研究チームは凍結したマンモス組織の筋肉や皮膚など10点の試料を分析し、3点からRNAの断片を検出した。そのうちひとつだけが、死亡時にマンモスの遺伝子がどのように機能していたかを解明できる詳細な配列データを提供した。その試料が2010年にシベリアで発見されたユカの遺体だった。
データからは、メッセンジャーRNAとマイクロRNAが確認された。これらを組み合わせることで、「このマンモスが死ぬ直前に細胞内で起きていた生物学的現象」の一部が明らかになったと語るのは、論文の主著者でコペンハーゲン大学グローブ研究所のポスドク研究員エミリオ・マルモル・サンチェス氏。
「この個体は死期が近かったと仮定しており、それは筋肉の代謝にあらわれている」(マルモル・サンチェス氏)
研究によれば、マンモスの組織における「遅筋線維の優勢」が示されており、これが「最終脈動」だった可能性がある。
「マンモスの組織から見つかった筋肉特異的なマイクロRNAは、古代において遺伝子調節がリアルタイムで行われていたことを示す直接的な証拠だ」とストックホルム大学准教授で、論文の共同著者であるマーク・フリードレンダー氏は述べた。「こうした成果は初めてだった」
シベリアで見つかったマンモスの死骸(Love Dalén)
世界最古のマンモスのDNAを解析したダレン氏は、チームが開拓した技術は過去に対する科学的研究の新たな道を切り開く可能性があると語った。

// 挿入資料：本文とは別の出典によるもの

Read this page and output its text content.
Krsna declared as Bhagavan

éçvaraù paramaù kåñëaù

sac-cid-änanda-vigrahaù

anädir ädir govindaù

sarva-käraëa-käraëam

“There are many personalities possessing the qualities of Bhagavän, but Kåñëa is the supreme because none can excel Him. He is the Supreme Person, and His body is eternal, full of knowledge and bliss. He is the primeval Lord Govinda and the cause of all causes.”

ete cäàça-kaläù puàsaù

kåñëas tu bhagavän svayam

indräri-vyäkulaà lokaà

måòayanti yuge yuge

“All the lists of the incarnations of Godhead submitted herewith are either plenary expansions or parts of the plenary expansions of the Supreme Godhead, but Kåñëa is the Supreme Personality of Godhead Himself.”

「これらの10点の試料はいずれも非常に良質で独自性があり、その中でも特に優れた3点だけがうまくいったので、一見するとかなりニッチなように思える」「私の直感では、手法は改善されるだろう。世界中にRNAに関心を持つ研究室がたくさんある。RNAを回収するための、はるかに優れた方法が開発されると確信している」(ダレン氏)
この手法が広く応用可能になれば、RNAの形でしか存在しない多くの古代ウイルスの進化を研究する道が開けると、ダレン氏は述べた。古代細菌のDNAを配列解析することで、ペストや梅毒といった細菌性病原体の遺伝的起源と進化を研究できているのと同じ理屈だ。
マンモスのRNAは、科学者がこれまでに回収した中で最も古いものだが、初めてというわけではない。2023年にはスウェーデン自然史博物館に所蔵されていた130年前のタスマニアタイガー(フクロオオカミ)のRNAの配列を解析する研究が行われた。